Iggy Pop James Williamson Kill City
29 September 2010

Recorded between the dissolution of the Stooges and the ignition of Iggy Pop‘s solo career, Kill City was at the time an anomaly in Iggy’s catalog, a collection of demos with an odd (for the Ig) sound that has been accused of being exploitative of its singer’s uneven mental state at the time. Given a spit-and-polish remix by co-author James Williamson, the album doesn’t seem nearly as grotesque in light of both the cleaned-up sound and the subsequent turns Pop’s career took a few years after its release. More melodic than Iggy’s catalog up to that point, the songs almost sound like an attempt at courting the mainstream rock audience, with bolder hooks and what would have been a slick, almost AOR feel had the budget been more than a few hundred dollars. In that sense, it presages Iggy’s later pop overtures like Brick By Brick and Blah Blah Blah, and arguably holds up better.
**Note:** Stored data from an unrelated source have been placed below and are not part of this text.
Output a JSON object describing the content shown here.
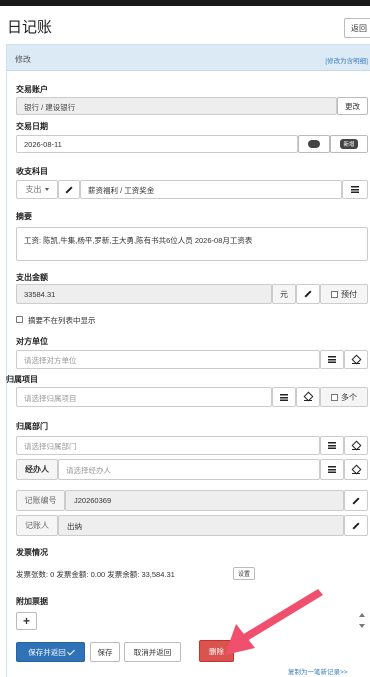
{
  "page_title": "日记账",
  "back_label": "返回",
  "panel": {
    "title": "修改",
    "edit_link": "[修改为含明细]"
  },
  "account": {
    "label": "交易账户",
    "value": "银行 / 建设银行",
    "change_label": "更改"
  },
  "date": {
    "label": "交易日期",
    "value": "2026-08-11",
    "btn2_label": "新增"
  },
  "category": {
    "label": "收支科目",
    "type_label": "支出",
    "value": "薪资福利 / 工资奖金"
  },
  "summary": {
    "label": "摘要",
    "value": "工资: 陈凯,牛集,杨平,罗新,王大勇,陈有书共6位人员 2026-08月工资表"
  },
  "amount": {
    "label": "支出金额",
    "value": "33584.31",
    "unit": "元",
    "prepay_label": "预付"
  },
  "hide_summary_label": "摘要不在列表中显示",
  "counterparty": {
    "label": "对方单位",
    "placeholder": "请选择对方单位"
  },
  "project": {
    "label": "归属项目",
    "placeholder": "请选择归属项目",
    "multi_label": "多个"
  },
  "department": {
    "label": "归属部门",
    "placeholder": "请选择归属部门"
  },
  "handler": {
    "label": "经办人",
    "placeholder": "请选择经办人"
  },
  "voucher": {
    "label": "记账编号",
    "value": "J20260369"
  },
  "bookkeeper": {
    "label": "记账人",
    "value": "出纳"
  },
  "invoice": {
    "label": "发票情况",
    "summary": "发票张数: 0  发票金额: 0.00  发票余额: 33,584.31",
    "set_label": "设置"
  },
  "attachments": {
    "label": "附加票据",
    "add_symbol": "+"
  },
  "actions": {
    "save_back": "保存并返回",
    "save": "保存",
    "cancel_back": "取消并返回",
    "delete": "删除"
  },
  "copy_link": "复制为一笔新记录>>",
  "colors": {
    "primary": "#2f72b8",
    "danger": "#d9534f",
    "arrow": "#f0506e",
    "panel_head": "#dceaf6"
  }
}
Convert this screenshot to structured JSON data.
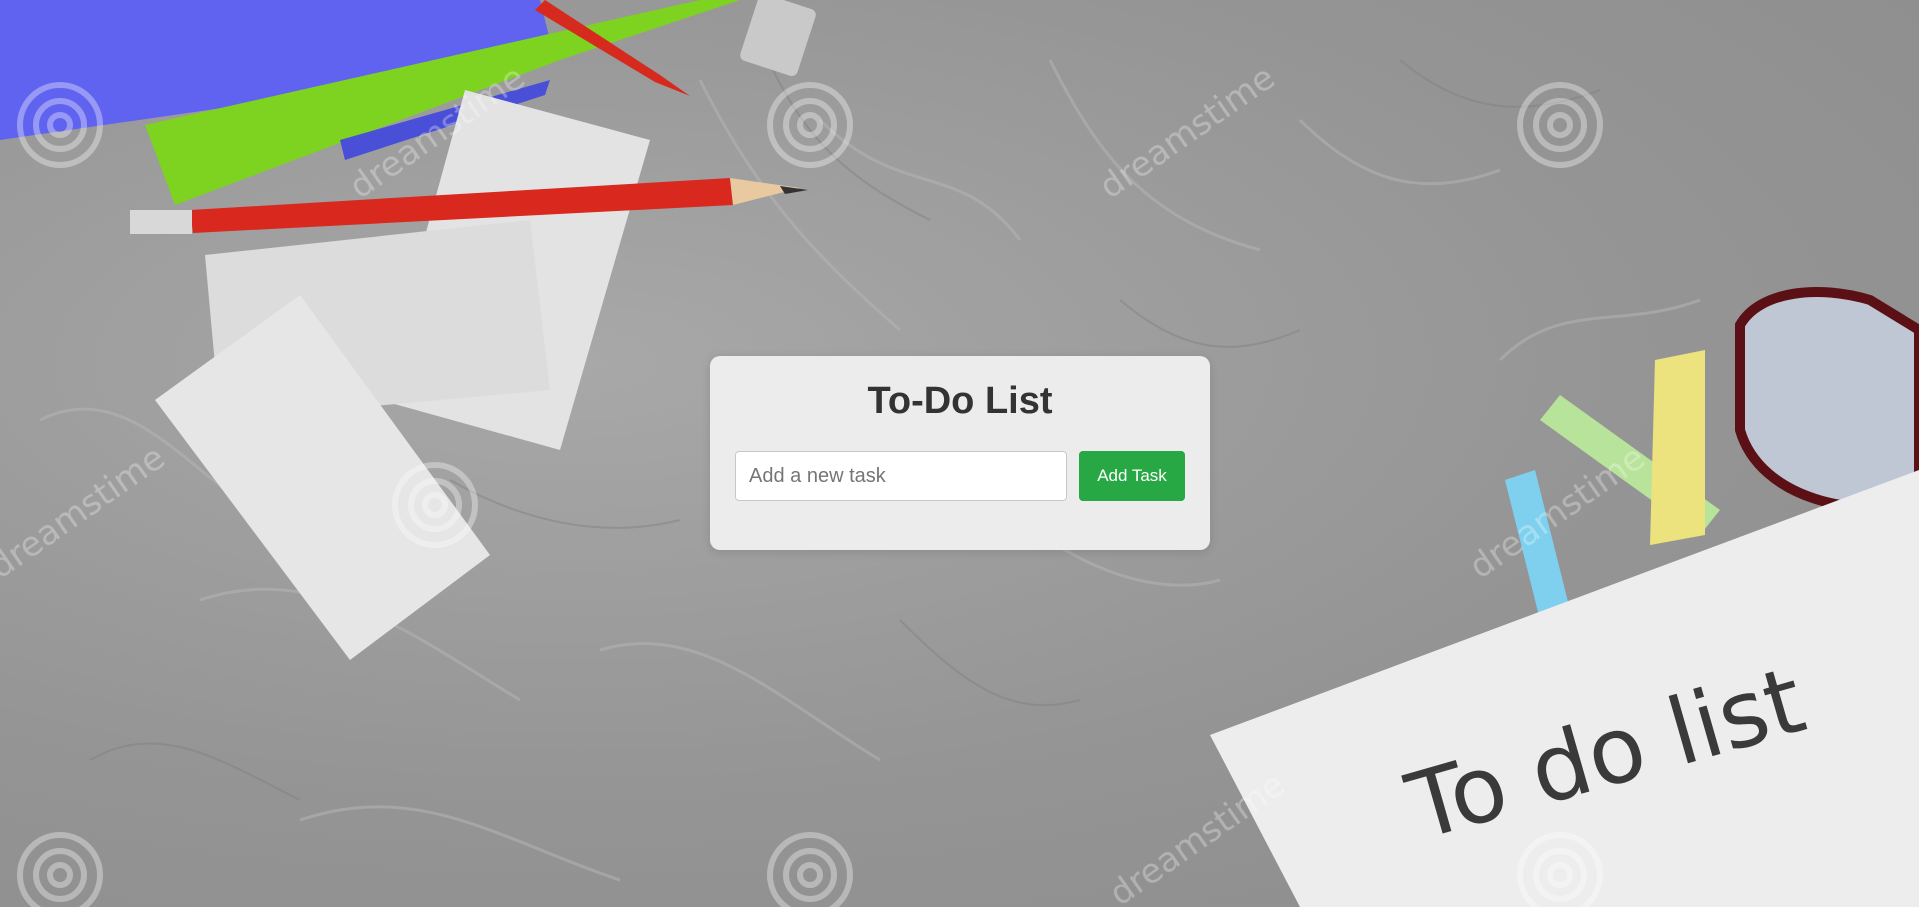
{
  "app": {
    "title": "To-Do List"
  },
  "form": {
    "input_placeholder": "Add a new task",
    "input_value": "",
    "add_button_label": "Add Task"
  },
  "background": {
    "note_text": "To do list",
    "watermark_text": "dreamstime"
  },
  "colors": {
    "accent": "#28a745",
    "card": "#ececec",
    "title": "#333333"
  }
}
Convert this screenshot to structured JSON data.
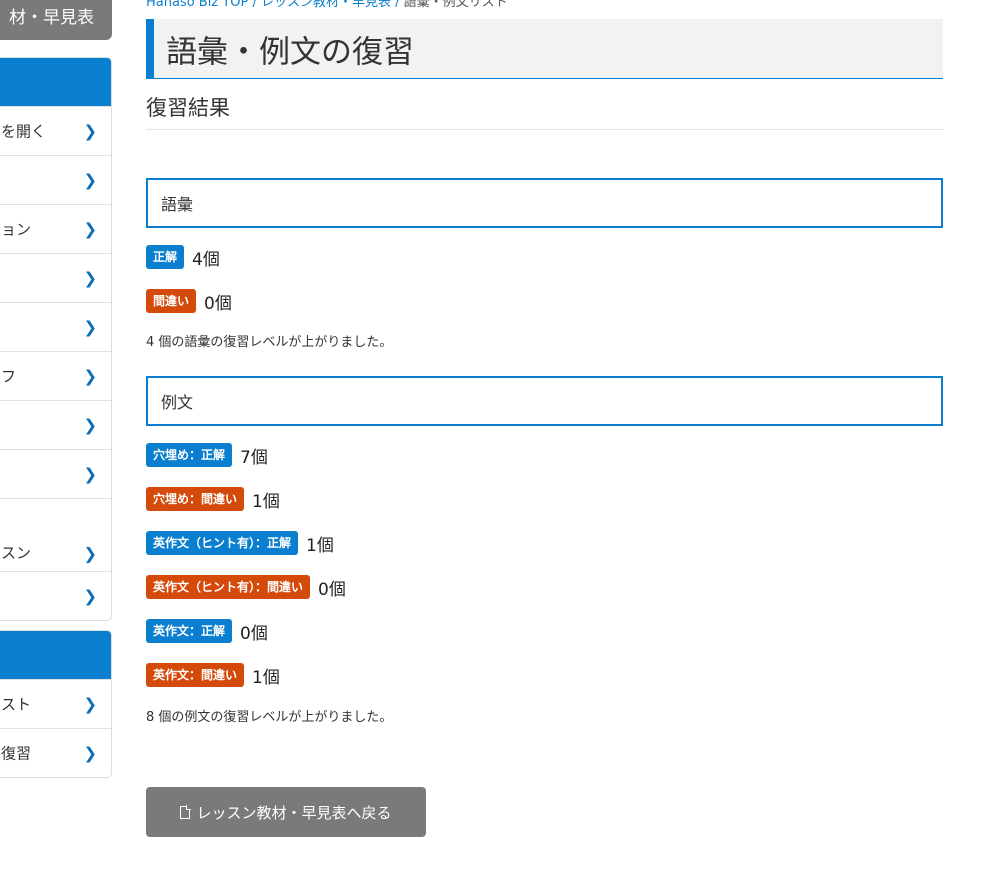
{
  "sidebar": {
    "top_button": "材・早見表",
    "panel1_items": [
      {
        "label": "を開く"
      },
      {
        "label": ""
      },
      {
        "label": "ョン"
      },
      {
        "label": ""
      },
      {
        "label": ""
      },
      {
        "label": "フ"
      },
      {
        "label": ""
      },
      {
        "label": ""
      },
      {
        "label": "スン"
      },
      {
        "label": ""
      }
    ],
    "panel2_items": [
      {
        "label": "スト"
      },
      {
        "label": "復習"
      }
    ]
  },
  "breadcrumb": {
    "trail": "Hanaso Biz TOP / レッスン教材・早見表 / ",
    "current": "語彙・例文リスト"
  },
  "page": {
    "title": "語彙・例文の復習",
    "subtitle": "復習結果"
  },
  "vocab": {
    "heading": "語彙",
    "results": [
      {
        "badge": "正解",
        "count": "4個",
        "kind": "ok"
      },
      {
        "badge": "間違い",
        "count": "0個",
        "kind": "ng"
      }
    ],
    "note": "4 個の語彙の復習レベルが上がりました。"
  },
  "examples": {
    "heading": "例文",
    "results": [
      {
        "badge": "穴埋め：正解",
        "count": "7個",
        "kind": "ok"
      },
      {
        "badge": "穴埋め：間違い",
        "count": "1個",
        "kind": "ng"
      },
      {
        "badge": "英作文（ヒント有）：正解",
        "count": "1個",
        "kind": "ok"
      },
      {
        "badge": "英作文（ヒント有）：間違い",
        "count": "0個",
        "kind": "ng"
      },
      {
        "badge": "英作文：正解",
        "count": "0個",
        "kind": "ok"
      },
      {
        "badge": "英作文：間違い",
        "count": "1個",
        "kind": "ng"
      }
    ],
    "note": "8 個の例文の復習レベルが上がりました。"
  },
  "back_button": {
    "label": "レッスン教材・早見表へ戻る",
    "icon": "document-icon"
  },
  "colors": {
    "primary": "#0b7fcf",
    "danger": "#d44a0a",
    "button_gray": "#7a7a7a"
  }
}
Of course, Iggy’s casual profanity and edge-of-sanity vocals would have kept this far from the radio in any era, even if tunes like “Consolation Prizes” and Williamson’s instrumental “Night Theme” sound like they could use further development. But the snarling title track, raging “I Got Nothin’” and desperately wild-eyed “Johanna” (with its over-the-top sax riffs) are classics for good reason, with lesser-celebrated tunes like “Beyond the Law,” “Lucky Monkeys” and “Sell Your Love” also more than worthy of renewed attention. In retrospect, the biggest curiosity is keyboardist Scott Thurston‘s “Master Charge,” a keys ‘n’ sax instrumental that requires neither headliner’s presence (though Williamson contributes some low-key, bizarrely-toned slide) and that sounds like ambitious porn theme music. That oddity aside, the freshly-scrubbed Kill City is ready to deservedly take its place alongside other minor classics in Iggy’s catalog.